Data Dunkers explore basketball through sports analytics

In July 2023, Callysto joined forces with Dell Technologies, PS43 Foundation, and Digital Moment to launch an innovative data science program called Data Dunkers. The PS43 Foundation is a not-for-profit organization founded by Pascal Siakam, a two-time NBA All-Star player from the Toronto Raptors, to find unique ways to make a difference in the lives of children through education. The goal of the program is to teach kids how to use data to tell stories, and approach the world with a new perspective. Digital Moment is a national charitable organization with a mission to give every Canadian child access to digital skills education.

The first initiative of this program was a data science and basketball incubator, held in Toronto this past summer. The incubator helped kids apply data science to sports analysis. In this post, we look back at the key highlights of the incubator, and what’s next for this program.

Collaborative efforts at play

Katina Papulkas, Senior Education Strategist at Dell Technologies, reached out to the Callysto team after meeting them at a BCNET conference. They were looking for an organization with experience with data science education, and the Callysto team has spearheaded the resource development. “It has been great to collaborate with the PS43 Foundation, Dell Technologies, and Digital Moment on this data science project,” says David Hay, Education Specialist for Callysto. “Each organization brings unique strengths and opportunities, and these have been great people to work with.”

“We are delighted to be a part of such a talented team,” says Matthew Griffin, Senior Programs Manager at Digital Moment. “As the program rolls out, Digital Moment's team of Learning Specialists will be used to make sure as many teachers and school boards have access to these materials and assistance where they need it."

“The summer data science and basketball incubator demonstrate how, when organizations come together and focus on their strengths, exciting educational experiences happen for kids,” says Katina. “This kind of collaboration is key to innovation in the education space.”

Recapping the students’ journey

During the nine-day incubator, a group of students, who just finished Grade 9, were introduced to the foundational concepts of Python, the most popular and versatile programming language for data science and machine learning. They proceeded to use basic Python syntax, pandas and Plotly libraries to analyze open data from the National Basketball Association (NBA) and the Women's National Basketball Association (WNBA).

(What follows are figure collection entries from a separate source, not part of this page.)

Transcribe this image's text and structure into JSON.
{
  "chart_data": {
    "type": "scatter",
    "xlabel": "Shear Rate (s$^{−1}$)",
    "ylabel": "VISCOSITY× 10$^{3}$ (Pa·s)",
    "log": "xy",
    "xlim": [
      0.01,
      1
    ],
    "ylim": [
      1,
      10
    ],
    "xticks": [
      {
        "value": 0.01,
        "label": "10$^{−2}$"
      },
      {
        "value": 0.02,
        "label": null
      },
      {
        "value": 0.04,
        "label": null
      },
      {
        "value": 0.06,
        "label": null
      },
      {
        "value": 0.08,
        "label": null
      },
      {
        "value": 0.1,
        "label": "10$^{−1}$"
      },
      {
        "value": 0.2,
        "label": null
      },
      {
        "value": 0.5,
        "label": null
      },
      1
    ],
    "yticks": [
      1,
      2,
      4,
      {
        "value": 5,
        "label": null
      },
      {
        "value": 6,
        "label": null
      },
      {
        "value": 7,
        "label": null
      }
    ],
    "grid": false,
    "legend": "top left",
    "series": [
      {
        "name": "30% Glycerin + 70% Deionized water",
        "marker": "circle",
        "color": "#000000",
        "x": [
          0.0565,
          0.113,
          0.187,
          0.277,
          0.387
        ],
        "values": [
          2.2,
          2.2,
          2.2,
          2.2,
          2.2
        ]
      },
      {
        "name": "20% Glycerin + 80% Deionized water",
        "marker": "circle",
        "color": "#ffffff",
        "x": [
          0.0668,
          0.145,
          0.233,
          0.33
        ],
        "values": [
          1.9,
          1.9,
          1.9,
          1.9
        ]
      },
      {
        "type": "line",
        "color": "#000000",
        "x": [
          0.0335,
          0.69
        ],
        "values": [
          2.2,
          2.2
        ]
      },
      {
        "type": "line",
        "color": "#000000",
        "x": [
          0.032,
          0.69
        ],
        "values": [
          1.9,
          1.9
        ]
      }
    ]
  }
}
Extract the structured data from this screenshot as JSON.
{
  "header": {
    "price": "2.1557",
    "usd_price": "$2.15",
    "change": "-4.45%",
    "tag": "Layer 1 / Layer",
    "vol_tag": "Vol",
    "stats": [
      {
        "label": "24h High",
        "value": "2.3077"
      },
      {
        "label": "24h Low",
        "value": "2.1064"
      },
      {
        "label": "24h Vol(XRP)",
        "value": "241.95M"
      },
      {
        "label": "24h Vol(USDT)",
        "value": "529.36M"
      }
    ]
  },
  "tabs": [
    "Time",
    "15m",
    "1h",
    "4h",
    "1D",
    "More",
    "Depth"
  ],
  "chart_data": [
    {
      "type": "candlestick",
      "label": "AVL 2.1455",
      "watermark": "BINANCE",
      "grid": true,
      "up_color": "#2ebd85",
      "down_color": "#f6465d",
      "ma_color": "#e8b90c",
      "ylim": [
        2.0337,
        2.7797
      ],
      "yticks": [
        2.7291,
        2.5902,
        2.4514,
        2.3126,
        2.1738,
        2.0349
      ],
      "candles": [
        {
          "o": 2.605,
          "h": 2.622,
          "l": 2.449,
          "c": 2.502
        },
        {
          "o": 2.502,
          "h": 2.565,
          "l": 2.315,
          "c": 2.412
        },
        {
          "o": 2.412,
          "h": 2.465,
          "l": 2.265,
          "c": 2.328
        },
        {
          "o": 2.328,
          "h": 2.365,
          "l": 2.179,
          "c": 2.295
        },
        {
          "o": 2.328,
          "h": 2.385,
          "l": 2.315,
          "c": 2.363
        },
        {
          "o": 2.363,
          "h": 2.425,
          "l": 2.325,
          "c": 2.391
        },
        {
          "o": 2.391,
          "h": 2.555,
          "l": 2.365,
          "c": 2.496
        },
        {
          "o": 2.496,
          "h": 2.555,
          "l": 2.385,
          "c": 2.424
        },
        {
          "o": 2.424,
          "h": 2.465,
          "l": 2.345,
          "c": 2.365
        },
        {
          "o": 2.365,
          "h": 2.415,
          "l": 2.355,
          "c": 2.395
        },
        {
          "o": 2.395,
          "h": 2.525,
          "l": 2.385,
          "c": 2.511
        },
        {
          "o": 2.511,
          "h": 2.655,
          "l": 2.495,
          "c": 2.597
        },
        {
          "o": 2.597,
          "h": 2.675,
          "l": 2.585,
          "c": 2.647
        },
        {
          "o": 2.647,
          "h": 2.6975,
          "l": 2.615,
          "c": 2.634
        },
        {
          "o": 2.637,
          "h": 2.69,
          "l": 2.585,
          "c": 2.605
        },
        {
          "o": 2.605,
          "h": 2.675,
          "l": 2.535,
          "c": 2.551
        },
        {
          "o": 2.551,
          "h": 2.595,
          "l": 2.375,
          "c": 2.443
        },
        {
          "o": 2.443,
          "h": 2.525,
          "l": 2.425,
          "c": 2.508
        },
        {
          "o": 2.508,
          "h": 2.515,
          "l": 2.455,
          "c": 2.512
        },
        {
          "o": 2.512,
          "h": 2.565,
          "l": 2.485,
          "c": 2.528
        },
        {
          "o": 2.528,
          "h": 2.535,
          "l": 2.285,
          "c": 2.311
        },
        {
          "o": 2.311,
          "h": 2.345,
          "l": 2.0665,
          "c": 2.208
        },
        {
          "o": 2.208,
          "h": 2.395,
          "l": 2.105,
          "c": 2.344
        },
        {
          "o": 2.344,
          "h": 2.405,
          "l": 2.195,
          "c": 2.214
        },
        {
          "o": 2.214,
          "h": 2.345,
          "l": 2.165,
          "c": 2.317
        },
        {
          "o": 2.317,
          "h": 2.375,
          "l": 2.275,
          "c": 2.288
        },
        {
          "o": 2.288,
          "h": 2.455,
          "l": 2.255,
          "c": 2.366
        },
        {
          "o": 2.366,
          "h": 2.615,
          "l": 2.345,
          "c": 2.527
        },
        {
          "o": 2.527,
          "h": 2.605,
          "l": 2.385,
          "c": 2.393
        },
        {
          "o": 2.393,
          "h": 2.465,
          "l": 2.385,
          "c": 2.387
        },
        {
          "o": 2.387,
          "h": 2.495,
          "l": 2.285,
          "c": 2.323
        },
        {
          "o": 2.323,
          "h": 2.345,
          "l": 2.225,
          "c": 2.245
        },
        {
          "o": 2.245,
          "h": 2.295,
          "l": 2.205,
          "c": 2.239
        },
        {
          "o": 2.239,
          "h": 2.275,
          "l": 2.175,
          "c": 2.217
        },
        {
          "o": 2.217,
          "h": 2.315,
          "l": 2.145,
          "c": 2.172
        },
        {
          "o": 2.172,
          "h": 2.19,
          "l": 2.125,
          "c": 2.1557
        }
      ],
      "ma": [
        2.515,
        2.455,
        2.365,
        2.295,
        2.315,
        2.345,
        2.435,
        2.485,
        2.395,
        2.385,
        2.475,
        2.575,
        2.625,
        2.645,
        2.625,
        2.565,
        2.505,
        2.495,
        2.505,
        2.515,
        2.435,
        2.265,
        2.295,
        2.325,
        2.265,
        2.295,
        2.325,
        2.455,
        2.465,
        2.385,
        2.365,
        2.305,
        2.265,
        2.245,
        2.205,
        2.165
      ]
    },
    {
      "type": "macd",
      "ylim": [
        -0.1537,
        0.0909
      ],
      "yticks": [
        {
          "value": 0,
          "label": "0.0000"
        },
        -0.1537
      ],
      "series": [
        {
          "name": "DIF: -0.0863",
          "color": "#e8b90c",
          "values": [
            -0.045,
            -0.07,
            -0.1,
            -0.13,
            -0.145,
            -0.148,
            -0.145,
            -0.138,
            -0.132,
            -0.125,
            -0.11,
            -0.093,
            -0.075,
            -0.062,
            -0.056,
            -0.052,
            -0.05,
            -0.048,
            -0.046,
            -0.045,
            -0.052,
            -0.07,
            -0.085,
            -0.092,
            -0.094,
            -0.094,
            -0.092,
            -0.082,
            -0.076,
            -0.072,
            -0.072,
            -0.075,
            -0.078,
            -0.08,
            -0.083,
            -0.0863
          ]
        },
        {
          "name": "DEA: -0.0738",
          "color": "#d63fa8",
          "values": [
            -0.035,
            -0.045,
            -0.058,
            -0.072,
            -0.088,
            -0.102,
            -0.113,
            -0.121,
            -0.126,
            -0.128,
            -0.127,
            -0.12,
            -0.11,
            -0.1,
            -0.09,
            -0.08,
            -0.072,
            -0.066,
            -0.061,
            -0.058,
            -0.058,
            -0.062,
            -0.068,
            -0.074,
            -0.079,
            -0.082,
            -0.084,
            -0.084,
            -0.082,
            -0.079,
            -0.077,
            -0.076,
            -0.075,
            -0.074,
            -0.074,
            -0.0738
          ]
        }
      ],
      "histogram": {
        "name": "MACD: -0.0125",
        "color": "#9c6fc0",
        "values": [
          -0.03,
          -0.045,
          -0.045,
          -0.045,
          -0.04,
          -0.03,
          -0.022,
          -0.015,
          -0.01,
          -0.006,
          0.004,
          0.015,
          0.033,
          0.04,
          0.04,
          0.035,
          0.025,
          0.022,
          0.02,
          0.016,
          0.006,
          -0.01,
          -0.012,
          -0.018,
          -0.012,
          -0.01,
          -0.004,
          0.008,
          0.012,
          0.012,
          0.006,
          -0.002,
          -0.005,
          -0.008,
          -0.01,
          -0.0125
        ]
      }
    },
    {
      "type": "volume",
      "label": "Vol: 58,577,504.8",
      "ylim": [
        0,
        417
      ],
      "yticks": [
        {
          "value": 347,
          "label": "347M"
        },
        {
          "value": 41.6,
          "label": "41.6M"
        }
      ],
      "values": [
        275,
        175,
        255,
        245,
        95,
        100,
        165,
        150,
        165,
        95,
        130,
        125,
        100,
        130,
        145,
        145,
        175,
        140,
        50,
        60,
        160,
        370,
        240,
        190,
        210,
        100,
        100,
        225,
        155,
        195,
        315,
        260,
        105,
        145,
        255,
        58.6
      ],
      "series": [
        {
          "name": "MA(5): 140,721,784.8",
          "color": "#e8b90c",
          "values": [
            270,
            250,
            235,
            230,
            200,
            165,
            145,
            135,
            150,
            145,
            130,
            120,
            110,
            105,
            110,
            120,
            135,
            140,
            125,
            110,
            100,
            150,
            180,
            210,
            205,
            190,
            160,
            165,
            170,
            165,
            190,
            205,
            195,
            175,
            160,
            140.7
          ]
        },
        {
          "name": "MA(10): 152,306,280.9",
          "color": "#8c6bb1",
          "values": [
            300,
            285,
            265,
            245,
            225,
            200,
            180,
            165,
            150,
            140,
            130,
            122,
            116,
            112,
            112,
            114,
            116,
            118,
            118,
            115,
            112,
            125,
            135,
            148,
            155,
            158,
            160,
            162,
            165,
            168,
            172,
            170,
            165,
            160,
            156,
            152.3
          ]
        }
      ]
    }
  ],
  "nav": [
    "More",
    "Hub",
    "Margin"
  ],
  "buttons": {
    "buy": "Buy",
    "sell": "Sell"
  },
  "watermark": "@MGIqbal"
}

In the beginning, students showed differing levels of enthusiasm for basketball and data science, with some demonstrating little interest in either domain. However, as they progressed through the incubator's hands-on problem-solving activities, they gained new skills and their enthusiasm increased.

"Only a handful of students had previous coding experience, and a few were even unfamiliar with basic keyboard shortcuts like copy and paste," explains Lukas Notten, a physics and math teacher at Monsignor Percy Johnson Catholic Secondary School in Toronto. "However, by the conclusion, all of them had acquired noticeably enhanced computer skills and were thrilled with the projects they had completed during their time here."

A unique approach to student engagement and creativity

Lessons on Python, Jupyter Notebooks, and design thinking were intermixed with physical activities, to boost student engagement.

"In the initial stages, our lesson segments were rather lengthy, and we observed that students would become impatient," Lukas recalls. "To address this issue, we transitioned to shorter lesson segments interspersed with basketball games. This approach helped the students stay engaged and focused during the learning blocks.”

Throughout the course of the incubator, students worked on individual data science projects. One student sought to determine whether Pascal Siakam showed improvement in his field goal performance (a basket scored on any shot or tap other than a free throw) over seven seasons. Their findings revealed a positive trend, indicating he consistently increased his shooting accuracy. They also observed that, in the 2019-20 season, Pascal's 3-point shots showed a significant improvement compared to other seasons. The student noted these findings could provide valuable insights for Pascal's coaching staff, helping them identify when he performed best and offering clues about what contributed to his high percentage.

“Being a part of the incubator helped me learn how to take information from anywhere and turn it into a graph,” says one student participant. “But it's not just about making graphs, it's also about the story the graph tells and how the information is shown. The story your graph tells plays a big role in how decisions are made.”

By pooling resources and expertise, Callysto and collaborators orchestrated a fruitful learning experience for the students, hopefully fostering a dual passion for data science and athletics.

A wider roll-out in October

The Data Dunkers program is currently preparing for a larger Toronto-wide launch.

“The plan is to provide professional development and collaboration time with about 30 educators from Toronto Catholic, starting in October,” says David. “This will culminate in an event at the "Raptors 905" (farm team) arena in December.”

After the Toronto roll-out, the goal is for Data Dunkers to be promoted to a wider audience in Ontario, Quebec (translated version), and across the rest of Canada in the coming year.